Table 1 Differences between Aortitis and IMH

Given most data available on type A IMH favors surgical intervention, with IRAD reporting mortality rates of 40% with nonoperative strategies, surgical intervention was heavily favored in our patient [7, 15, 17, 29, 39]. Taking into account the patient’s characteristics, low surgical risk, and high risk IMH image findings, surgical intervention was established as the treatment of choice. Alternatively, had a diagnosis of aortitis been recognized, the patient may have been able to forego surgery and receive treatment directed at IgG4-RD. However, this approach would have left diseased and weakened aorta behind in a young patient, placing her at an increased lifelong risk of suffering a potentially lethal adverse aortic event. Irrespective of etiology, aortitis is related to significant morbidity and mortality, due to the development of complications such as aortic aneurysm, aortic rupture, aortic dissection, and/or thrombotic luminal obstruction [8, 12]. Particularly, aortitis of the ascending aorta is known to be associated with ascending aortic dissection and increased mortality [23, 41].

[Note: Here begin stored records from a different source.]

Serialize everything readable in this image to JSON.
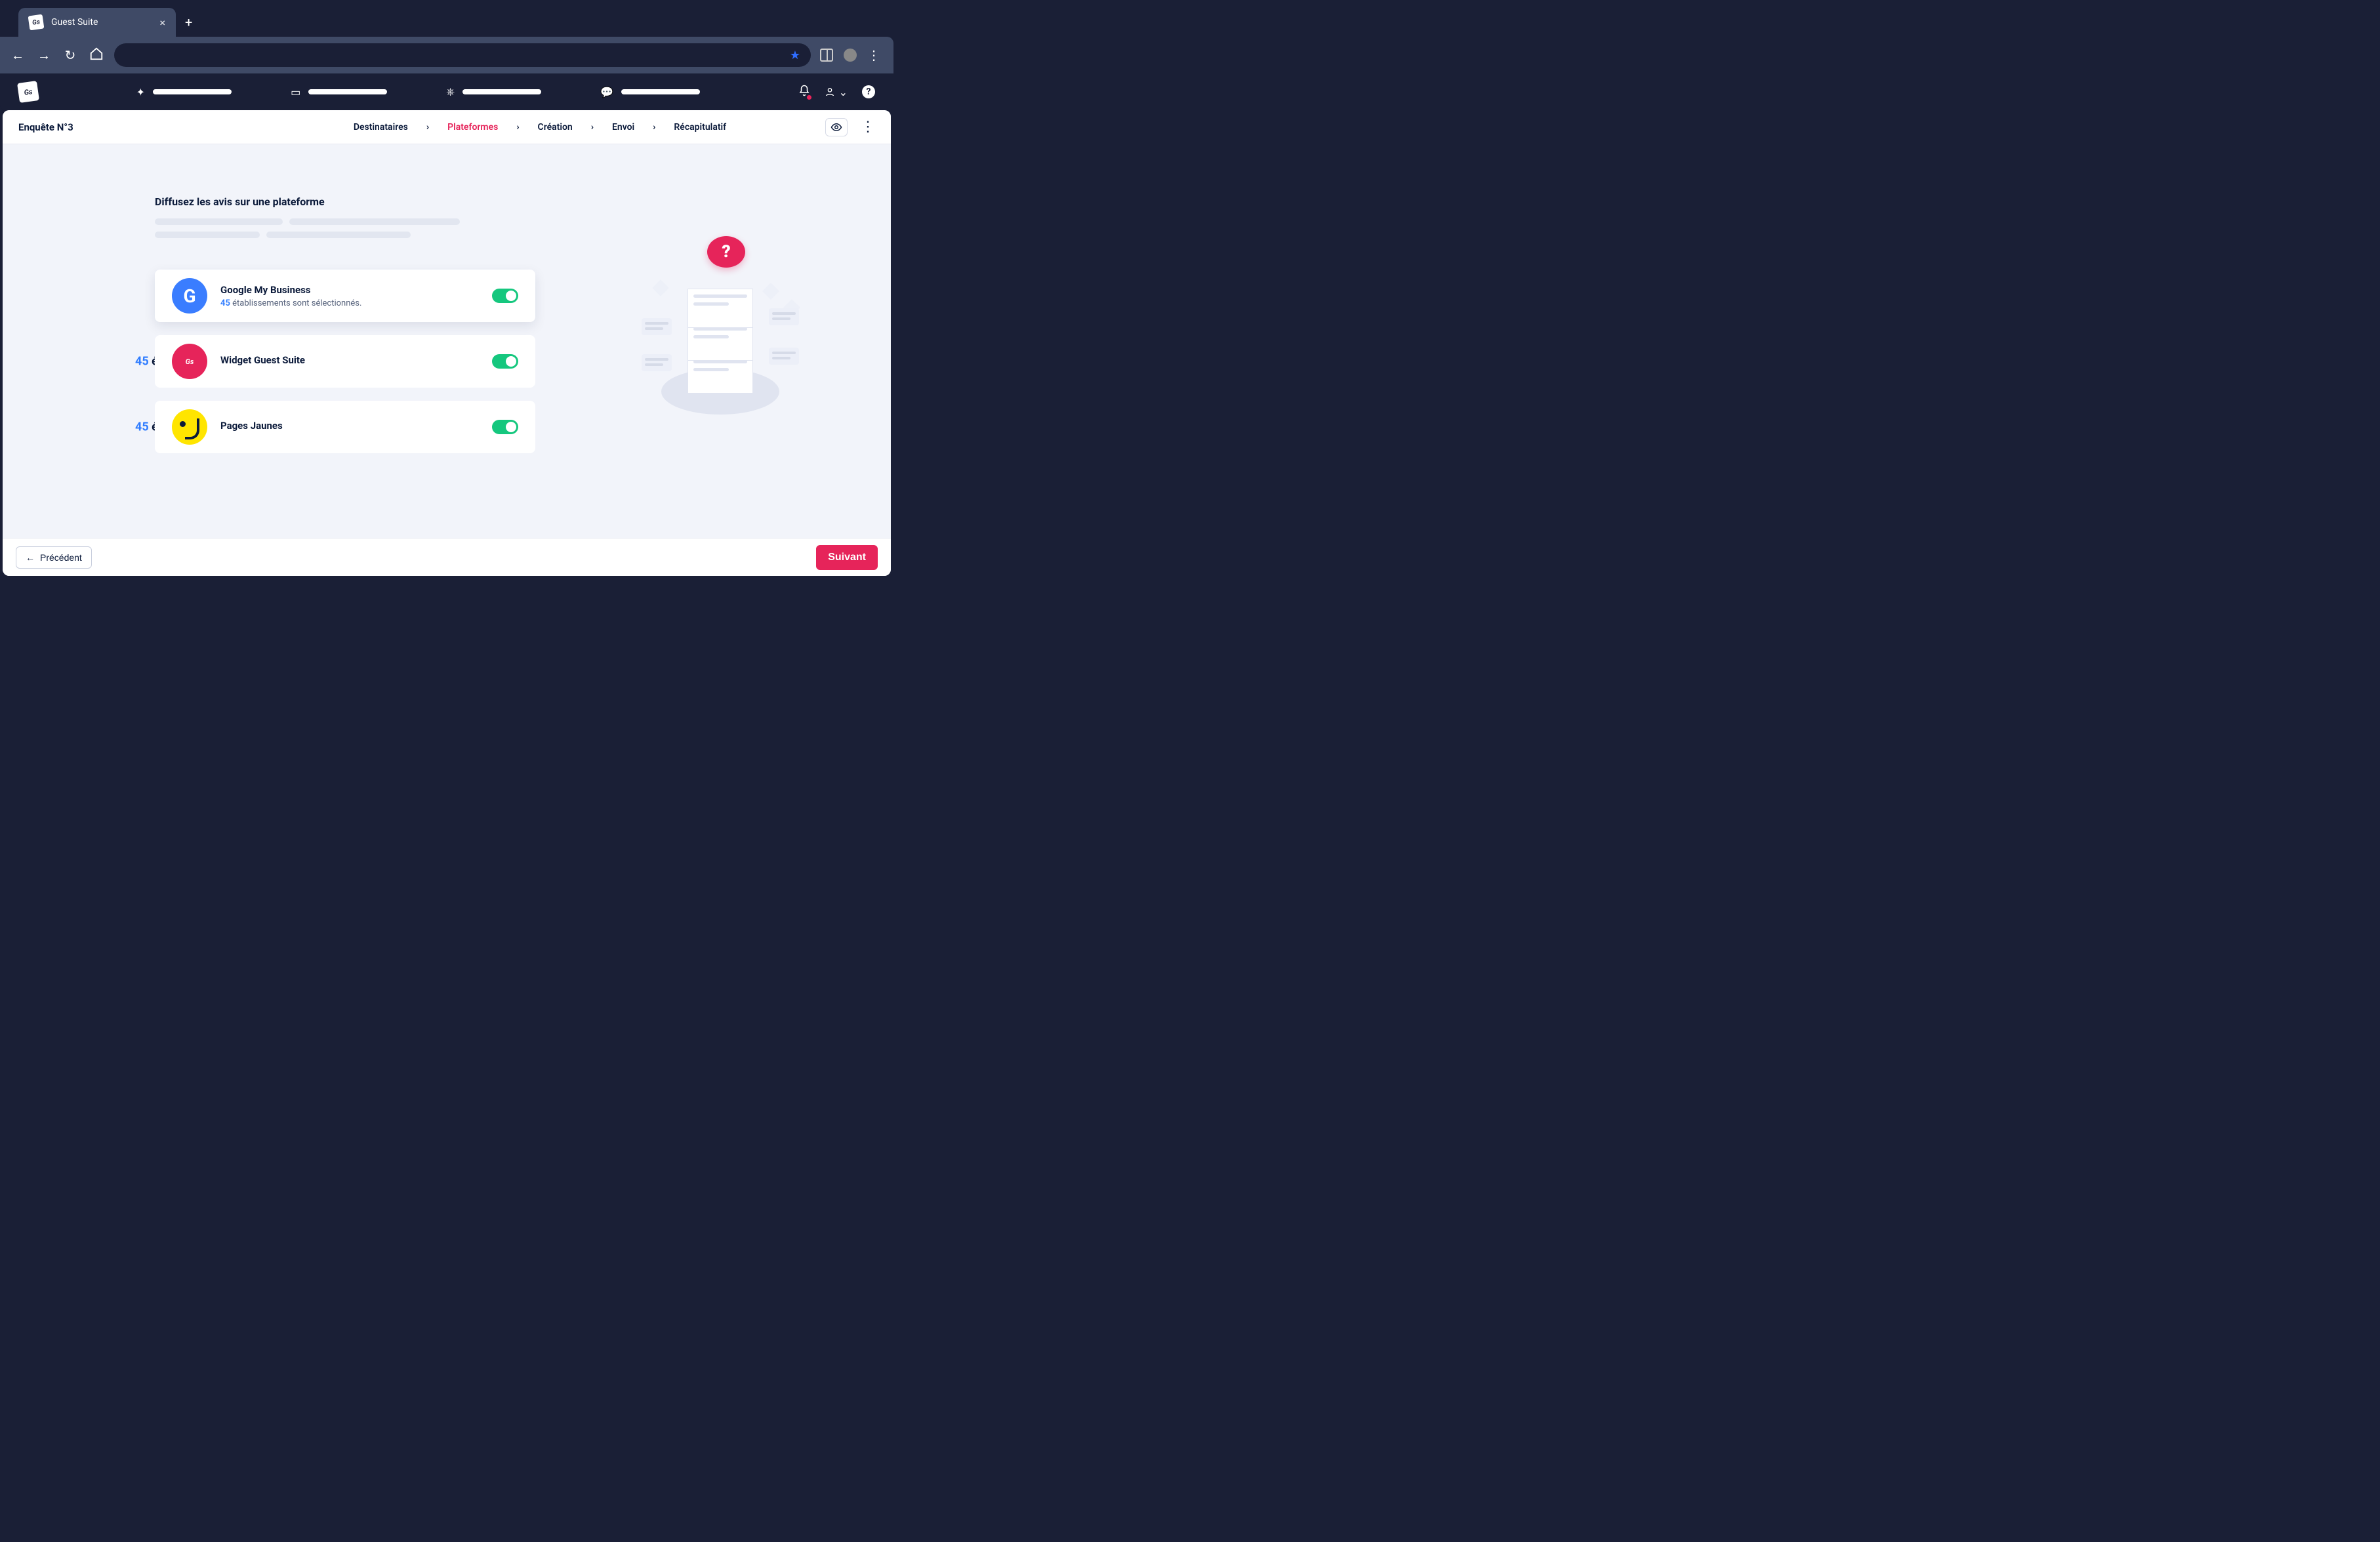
{
  "browser": {
    "tab_title": "Guest Suite"
  },
  "page": {
    "title": "Enquête N°3"
  },
  "stepper": {
    "steps": [
      {
        "label": "Destinataires"
      },
      {
        "label": "Plateformes"
      },
      {
        "label": "Création"
      },
      {
        "label": "Envoi"
      },
      {
        "label": "Récapitulatif"
      }
    ],
    "active_index": 1
  },
  "section": {
    "heading": "Diffusez les avis sur une plateforme"
  },
  "platforms": [
    {
      "name": "Google My Business",
      "count": 45,
      "sub_suffix": "établissements sont sélectionnés.",
      "enabled": true
    },
    {
      "name": "Widget Guest Suite",
      "impact_count": 45,
      "impact_suffix": "établissements seront impactés.",
      "enabled": true
    },
    {
      "name": "Pages Jaunes",
      "impact_count": 45,
      "impact_suffix": "établissements seront impactés.",
      "enabled": true
    }
  ],
  "footer": {
    "prev": "Précédent",
    "next": "Suivant"
  },
  "illustration": {
    "bubble": "?"
  }
}
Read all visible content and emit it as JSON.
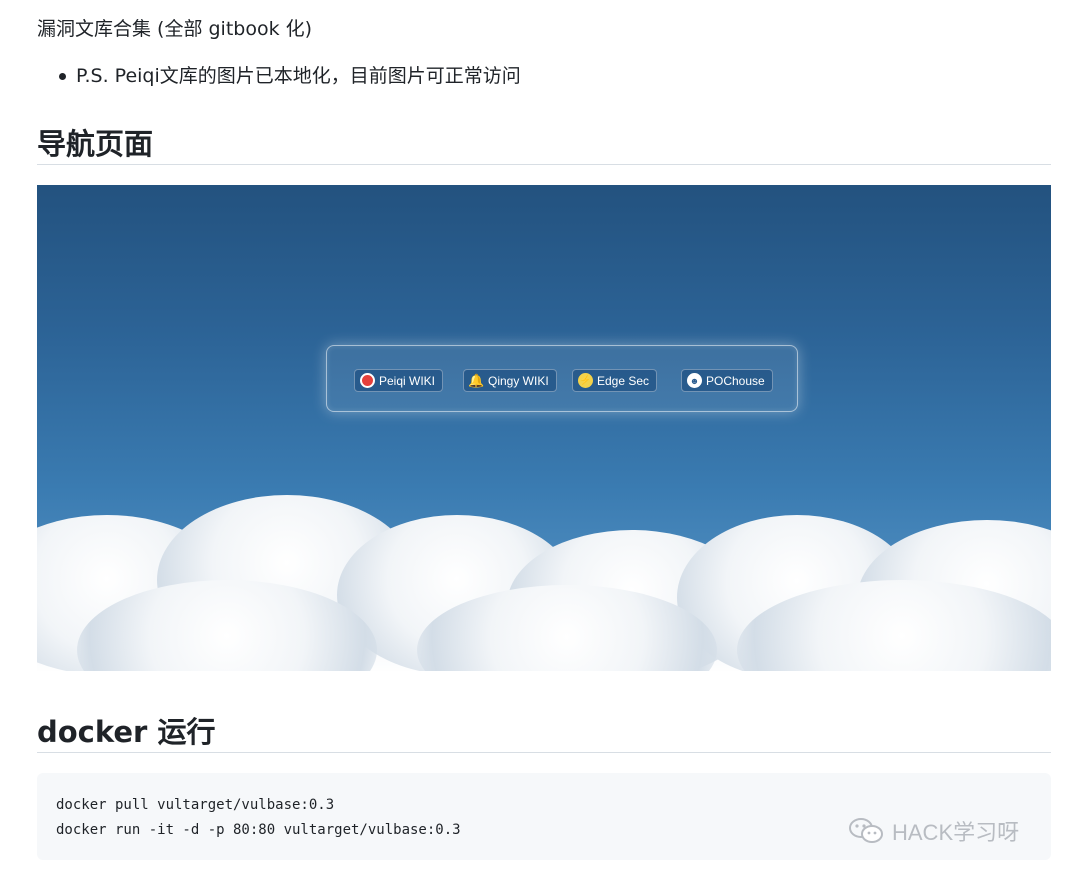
{
  "intro_text": "漏洞文库合集 (全部 gitbook 化)",
  "bullets": [
    "P.S. Peiqi文库的图片已本地化，目前图片可正常访问"
  ],
  "headings": {
    "nav": "导航页面",
    "docker": "docker 运行"
  },
  "nav_screenshot": {
    "buttons": [
      {
        "label": "Peiqi WIKI",
        "icon": "doraemon-icon"
      },
      {
        "label": "Qingy WIKI",
        "icon": "bell-icon"
      },
      {
        "label": "Edge Sec",
        "icon": "pikachu-icon"
      },
      {
        "label": "POChouse",
        "icon": "robot-icon"
      }
    ]
  },
  "code_lines": [
    "docker pull vultarget/vulbase:0.3",
    "docker run -it -d -p 80:80 vultarget/vulbase:0.3"
  ],
  "watermark": "HACK学习呀"
}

Another intriguing aspect of this case and rare diagnosis of IgG4-related aortitis, is its potential association with malignancy. Research indicates a potential precursor connection between IgG4-related conditions and invasive malignancies, such as prostate cancers, lymphomas, myeloproliferative neoplasm and acute myeloid leukemia [41, 42]. Interestingly, our patient was later diagnosed with concurrent chronic lymphocytic leukemia (CLL); however, determining which condition preceded the other remains uncertain. Fortunately, both conditions share the same treatment approach, offering some solace for the patient.